Little Galaxy Review



Little Galaxy
Developer: Bitmap Galaxy
Publisher: Bitmap Galaxy
Platforms:  iPhone (Reviewed), iPad, iPod Touch, Android
Release Date: 18th August 2013
Price: $0.99 – Available Here


Little galaxy is a cute, little, one-touch, casual game by developers, Bitmap Galaxy. When it comes to Mobile Games I have to say that I’m not the biggest fan, but ever once in a while a game comes along that is so simple, so easy yet so fun that my faith in the platform can’t help but be renewed. Little galaxy absolutely does this and I’ve got a good feeling that a lot of people will feel the same way as I do about this game.



Little Galaxy has possibly the most well-rounded and beautiful looking visuals I’ve seen in an iOS game for a very long time. It has an incredibly eerie feel to it while also keeping that childish nature floating around like a warm aura, I think it may be because of the clay model-style of animation that they have, for all I know it could actually be a stop-motion clay figure on the screen.

The way that they layer the graphics is very nice, the galaxy in the background sparkles in the distance and you can feel that distance too, the planets you land on look solid and the gems you collect throughout gameplay complement the other visual aspects well, they don’t stand out too much yet they stand out just enough for you to be able to differentiate between them and the stars in the distance. On closer inspection of some of the larger planets, it almost looks like the terrain, as minuscule as it may be, looks fairly real, it’s a testament to the the team for putting in so much effort in the smallest of details.



The biggest piece of audio within this game is the music track that plays throughout it and although it’s just one track and there are no actually track changes, the one piece of music within it seems to bend and vary in a way that, even though it loops around to the beginning, doesn’t seem to get annoying. It’s as though the music was composed with the intention to allow a player to use it more therapeutically while playing the game, as strange as it sounds.

The game isn’t hard at all, you barely screw up and loose once you’ve played it for a bit, and I think the music flows along with the type of gameplay. The use of flutes and what seems like small symbols really just makes this game what it is, especially when you pair it off with the visuals. Some games cannot to this well, I’ve played big, console titles that used, basically, just one song and couldn’t do it right but I won’t point fingers.
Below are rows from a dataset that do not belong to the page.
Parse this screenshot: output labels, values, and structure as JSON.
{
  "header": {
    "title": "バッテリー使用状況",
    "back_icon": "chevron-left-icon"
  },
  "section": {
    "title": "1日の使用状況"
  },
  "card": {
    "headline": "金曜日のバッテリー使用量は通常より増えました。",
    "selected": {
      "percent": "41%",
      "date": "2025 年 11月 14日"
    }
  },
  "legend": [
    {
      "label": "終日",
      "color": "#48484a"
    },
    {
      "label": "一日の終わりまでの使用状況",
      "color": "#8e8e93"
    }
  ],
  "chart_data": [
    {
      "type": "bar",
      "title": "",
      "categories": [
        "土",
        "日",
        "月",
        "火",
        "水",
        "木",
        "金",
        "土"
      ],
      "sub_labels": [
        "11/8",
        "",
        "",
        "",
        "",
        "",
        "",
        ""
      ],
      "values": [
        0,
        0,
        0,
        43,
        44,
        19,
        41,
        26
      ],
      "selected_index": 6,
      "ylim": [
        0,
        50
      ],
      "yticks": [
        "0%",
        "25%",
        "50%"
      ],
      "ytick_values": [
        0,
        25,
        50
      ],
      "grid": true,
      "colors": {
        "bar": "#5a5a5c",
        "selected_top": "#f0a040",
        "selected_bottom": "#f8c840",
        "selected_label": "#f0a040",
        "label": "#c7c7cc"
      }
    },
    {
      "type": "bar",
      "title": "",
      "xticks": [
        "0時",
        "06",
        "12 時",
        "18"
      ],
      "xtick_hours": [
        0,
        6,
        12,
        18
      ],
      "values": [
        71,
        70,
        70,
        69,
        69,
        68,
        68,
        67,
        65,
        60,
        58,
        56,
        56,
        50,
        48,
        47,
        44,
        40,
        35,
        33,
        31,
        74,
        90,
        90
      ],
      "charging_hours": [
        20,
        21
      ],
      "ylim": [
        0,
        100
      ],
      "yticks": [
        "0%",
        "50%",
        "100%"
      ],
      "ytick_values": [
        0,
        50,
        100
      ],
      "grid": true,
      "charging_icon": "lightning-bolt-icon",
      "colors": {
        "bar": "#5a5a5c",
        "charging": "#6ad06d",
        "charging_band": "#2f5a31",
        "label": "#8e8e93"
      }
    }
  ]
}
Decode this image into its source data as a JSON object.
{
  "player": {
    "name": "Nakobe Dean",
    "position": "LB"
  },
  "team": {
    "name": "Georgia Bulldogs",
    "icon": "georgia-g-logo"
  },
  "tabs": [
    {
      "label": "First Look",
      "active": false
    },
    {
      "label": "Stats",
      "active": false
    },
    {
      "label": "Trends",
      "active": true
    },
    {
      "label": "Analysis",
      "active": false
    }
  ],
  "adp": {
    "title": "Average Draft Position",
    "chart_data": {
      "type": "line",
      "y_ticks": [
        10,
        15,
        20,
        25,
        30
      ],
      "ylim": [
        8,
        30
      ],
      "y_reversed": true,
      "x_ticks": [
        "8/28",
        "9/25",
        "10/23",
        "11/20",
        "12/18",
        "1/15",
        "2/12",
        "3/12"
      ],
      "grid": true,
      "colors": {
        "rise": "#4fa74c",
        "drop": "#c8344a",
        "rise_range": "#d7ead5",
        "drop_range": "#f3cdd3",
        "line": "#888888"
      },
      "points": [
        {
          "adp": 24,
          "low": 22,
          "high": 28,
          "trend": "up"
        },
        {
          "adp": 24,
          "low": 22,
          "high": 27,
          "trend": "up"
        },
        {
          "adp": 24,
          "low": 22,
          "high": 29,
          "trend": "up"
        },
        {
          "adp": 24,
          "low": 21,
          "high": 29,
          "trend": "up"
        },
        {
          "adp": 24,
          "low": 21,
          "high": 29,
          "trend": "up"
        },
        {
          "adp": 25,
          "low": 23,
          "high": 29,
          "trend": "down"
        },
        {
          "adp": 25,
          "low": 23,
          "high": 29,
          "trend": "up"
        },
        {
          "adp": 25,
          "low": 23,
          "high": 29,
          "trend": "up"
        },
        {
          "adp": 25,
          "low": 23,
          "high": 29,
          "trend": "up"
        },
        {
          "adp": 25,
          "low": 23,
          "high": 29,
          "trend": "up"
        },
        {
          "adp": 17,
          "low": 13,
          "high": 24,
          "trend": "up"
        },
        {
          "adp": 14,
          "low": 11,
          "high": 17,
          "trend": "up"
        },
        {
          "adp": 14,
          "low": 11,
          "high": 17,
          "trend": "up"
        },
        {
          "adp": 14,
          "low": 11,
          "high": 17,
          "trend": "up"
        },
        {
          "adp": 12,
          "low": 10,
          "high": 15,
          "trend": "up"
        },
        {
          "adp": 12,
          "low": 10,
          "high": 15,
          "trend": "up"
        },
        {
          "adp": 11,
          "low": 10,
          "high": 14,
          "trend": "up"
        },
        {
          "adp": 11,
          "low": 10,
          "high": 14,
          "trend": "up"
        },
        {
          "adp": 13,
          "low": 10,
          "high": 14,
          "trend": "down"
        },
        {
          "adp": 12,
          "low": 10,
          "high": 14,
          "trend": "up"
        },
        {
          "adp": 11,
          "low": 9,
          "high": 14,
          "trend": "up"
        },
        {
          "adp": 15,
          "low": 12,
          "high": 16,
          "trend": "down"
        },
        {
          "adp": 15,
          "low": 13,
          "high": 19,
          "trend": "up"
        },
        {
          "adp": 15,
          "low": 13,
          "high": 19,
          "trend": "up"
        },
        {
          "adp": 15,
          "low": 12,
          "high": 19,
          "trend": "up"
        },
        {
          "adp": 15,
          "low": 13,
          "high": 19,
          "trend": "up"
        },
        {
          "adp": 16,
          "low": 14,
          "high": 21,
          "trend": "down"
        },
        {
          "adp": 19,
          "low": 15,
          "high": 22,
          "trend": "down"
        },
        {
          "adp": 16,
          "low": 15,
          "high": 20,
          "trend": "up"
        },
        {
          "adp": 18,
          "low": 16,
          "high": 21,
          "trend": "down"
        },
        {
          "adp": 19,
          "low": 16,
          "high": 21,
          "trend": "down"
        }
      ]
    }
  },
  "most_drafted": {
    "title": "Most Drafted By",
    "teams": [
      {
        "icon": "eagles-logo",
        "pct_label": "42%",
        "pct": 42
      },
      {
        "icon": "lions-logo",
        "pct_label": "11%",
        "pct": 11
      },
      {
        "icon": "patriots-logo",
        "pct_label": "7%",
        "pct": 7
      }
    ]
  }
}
The sound of getting gems is basic, not that it needs to be anything big, it’s nice to hear a little “bling” when dashing through the gems without being overwhelmed when there’s a group of them you have to collect.



It is very easy to play this game, a child could play it, which isn’t a bad thing. It’s basically one finger, that’s all you use, just one finger. You’re a small child that stands on a small planet, the planet moves around and your aim is to jump from one planet to the next and you do that by tapping the screen, that’s it. It’s really simple, really easy and really well-done. You collect gems and power-ups that help you collect more gems, if you miss a planet you fly off of the screen and start the game again.

There are small obstacles here and there but they’re easy to overcome and kind of fun to run into as well. There are no real “levels” in the game, it’s similar to an endless runner, though there is a “levelling system” I would say. let me give you an example; you start off on level 1.1, there are three achievements that pop up on your screen before you begin, if you complete those achievements you go to level 1.2 and so on and so forth, the obstacles change and get harder the more you go on like in a normal level-based game I just find it interesting that this is the way they went about it. Once again, it just works. You can actually see a demonstration of the game in our featured video section below.



This game is an absolute winner for me, simple as that. It’s exactly what these types of games should be, there’s no annoying sounds, there’s no annoying features, it’s extremely accessible and so easy to just pick up and start playing at any time.  I literally stopped writing this review about three or four times just to play a round of the game, my temptation; my phone was sitting right next to me while writing. That’s all it takes for this game. All I have to say is that they team over at Bitmap Galaxy have done extremely well with this game and for $0.99 you have nothing to loose by picking this one up.